Die Rolle der Lady Macbeth wurde in der Vergangenheit von großen Sängerinnen interpretiert. „Meine Vorbilder sind Maria Callas, Ghena Dimitrova, Shirley Verrett und Maria Guleghina. Ich habe von allen was übernommen, aber auf der Bühne wird man meine Lady Macbeth sehen“, sagte Netrebko.
Verdis Oper sei ihrer Ansicht nach heute noch aktuell. „Die Welt hat sich nicht verändert. Wir sind von schrecklichen Dingen umgeben, und wir werden versuchen, das in dieser Aufführung deutlich zu machen“, sagte die Künstlerin. Vor der großen Premiere empfinde sie Aufregung. „Ich fühle eine große Verantwortung, denn ich weiß, dass dies ein wichtiger Tag nicht nur für die Scala, sondern für ganz Italien ist.“
Regisseur der Premiere ist der Italiener Davide Livermore. Mit der diesjährigen Produktion schließt die Scala die Trilogie von Verdis Jugendopern, nachdem in den Jahren zuvor die Saison mit „Giovanna d’Arco“ und „Attila“ eröffnet wurde.
„Es ist ein kleines Wunder, diese Premiere aufführen zu können“, sagte Dominique Meyer bei einer Pressekonferenz vergangenen Montag. Der frühere Direktor der Wiener Staatsoper, seit März Intendant in Mailand. „Wenn man sieht, dass so viele große Theater geschlossen sind, wie die Wiener Staatsoper, München, Dresden, Leipzig, dann muss ich sagen, dass wir Glück haben.“
13 Opern sind an der Scala in der Saison 2021/22 geplant, neun davon sind neue Produktionen.
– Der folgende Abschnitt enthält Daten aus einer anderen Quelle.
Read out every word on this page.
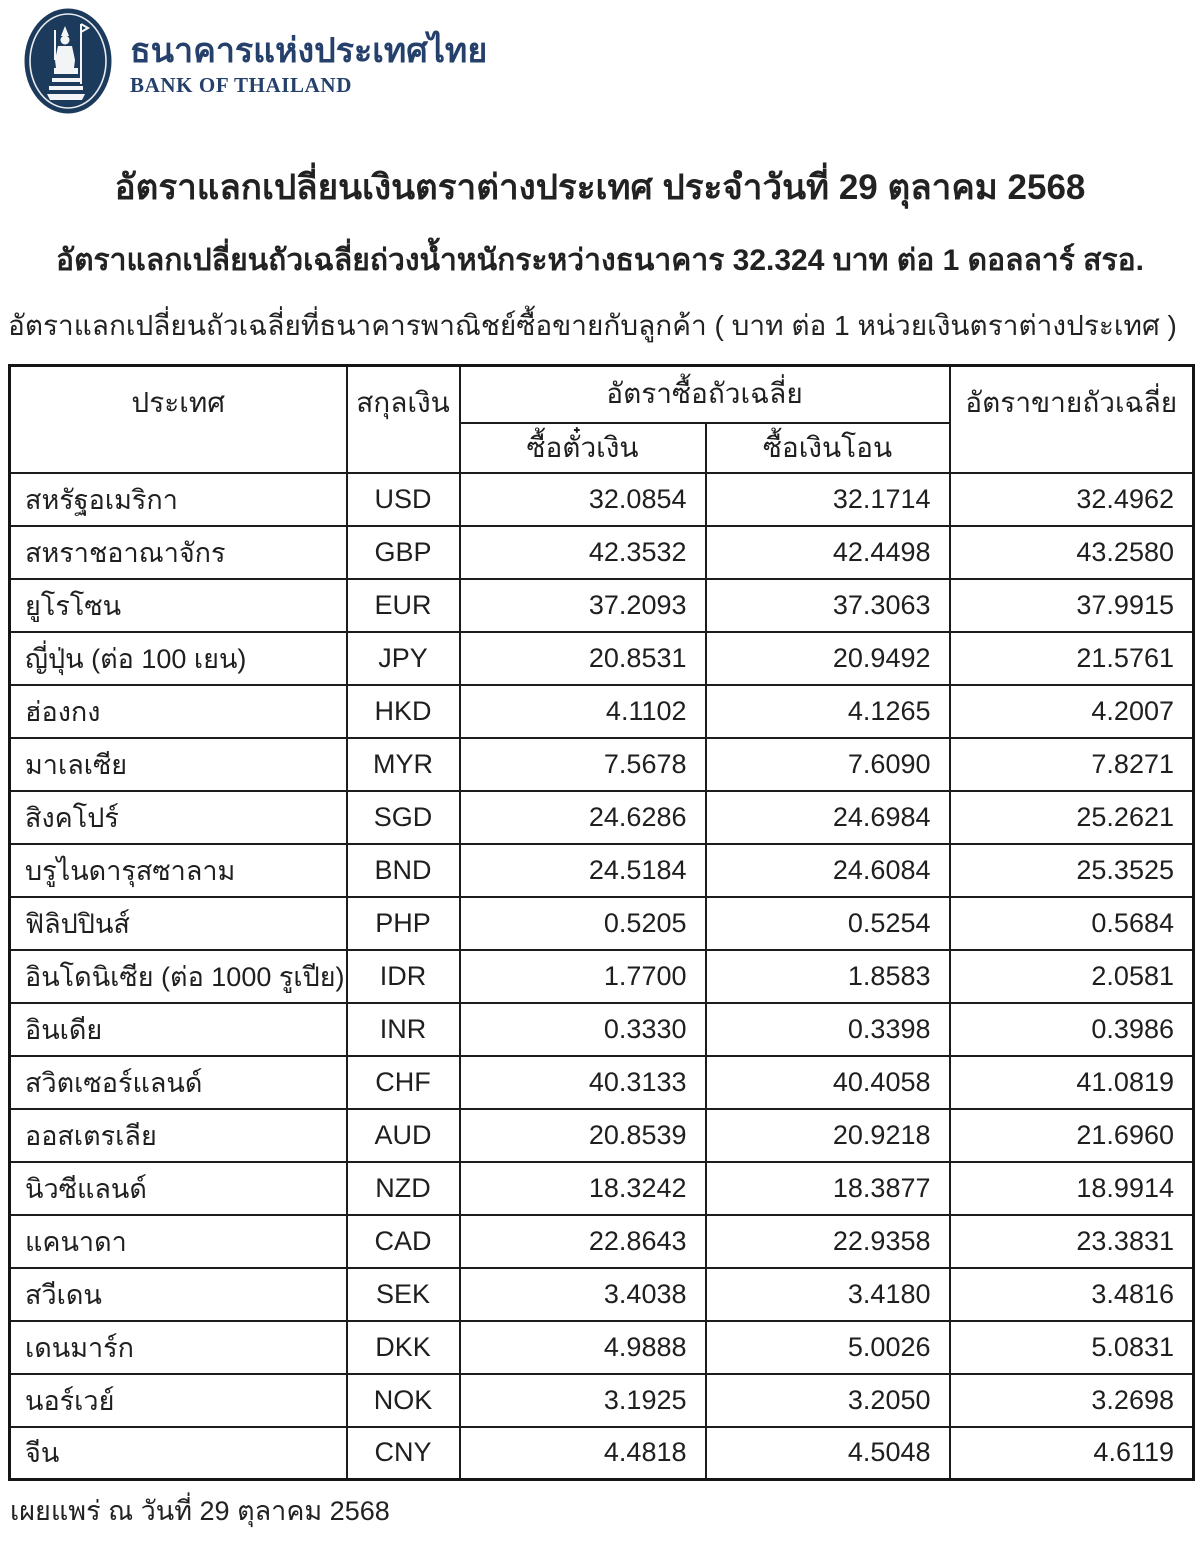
ธนาคารแห่งประเทศไทย
BANK OF THAILAND
อัตราแลกเปลี่ยนเงินตราต่างประเทศ ประจำวันที่ 29 ตุลาคม 2568
อัตราแลกเปลี่ยนถัวเฉลี่ยถ่วงน้ำหนักระหว่างธนาคาร 32.324 บาท ต่อ 1 ดอลลาร์ สรอ.
อัตราแลกเปลี่ยนถัวเฉลี่ยที่ธนาคารพาณิชย์ซื้อขายกับลูกค้า ( บาท ต่อ 1 หน่วยเงินตราต่างประเทศ )
ประเทศ	สกุลเงิน	อัตราซื้อถัวเฉลี่ย		อัตราขายถัวเฉลี่ย
		ซื้อตั๋วเงิน	ซื้อเงินโอน	
สหรัฐอเมริกา	USD	32.0854	32.1714	32.4962
สหราชอาณาจักร	GBP	42.3532	42.4498	43.2580
ยูโรโซน	EUR	37.2093	37.3063	37.9915
ญี่ปุ่น (ต่อ 100 เยน)	JPY	20.8531	20.9492	21.5761
ฮ่องกง	HKD	4.1102	4.1265	4.2007
มาเลเซีย	MYR	7.5678	7.6090	7.8271
สิงคโปร์	SGD	24.6286	24.6984	25.2621
บรูไนดารุสซาลาม	BND	24.5184	24.6084	25.3525
ฟิลิปปินส์	PHP	0.5205	0.5254	0.5684
อินโดนิเซีย (ต่อ 1000 รูเปีย)	IDR	1.7700	1.8583	2.0581
อินเดีย	INR	0.3330	0.3398	0.3986
สวิตเซอร์แลนด์	CHF	40.3133	40.4058	41.0819
ออสเตรเลีย	AUD	20.8539	20.9218	21.6960
นิวซีแลนด์	NZD	18.3242	18.3877	18.9914
แคนาดา	CAD	22.8643	22.9358	23.3831
สวีเดน	SEK	3.4038	3.4180	3.4816
เดนมาร์ก	DKK	4.9888	5.0026	5.0831
นอร์เวย์	NOK	3.1925	3.2050	3.2698
จีน	CNY	4.4818	4.5048	4.6119
เผยแพร่ ณ วันที่ 29 ตุลาคม 2568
Zu den Höhepunkten zählt Mozarts „Don Giovanni“, der von 27. März bis 12. April angesetzt ist; die Rolle des Commendatore übernimmt der niederösterreichische Bass Günther Groissböck. Und der Villacher Bariton Markus Werba spielt den Musiklehrer in der Oper „Ariadne auf Naxos“ von Richard Strauss, die von 15. April bis 3. Mai geplant ist.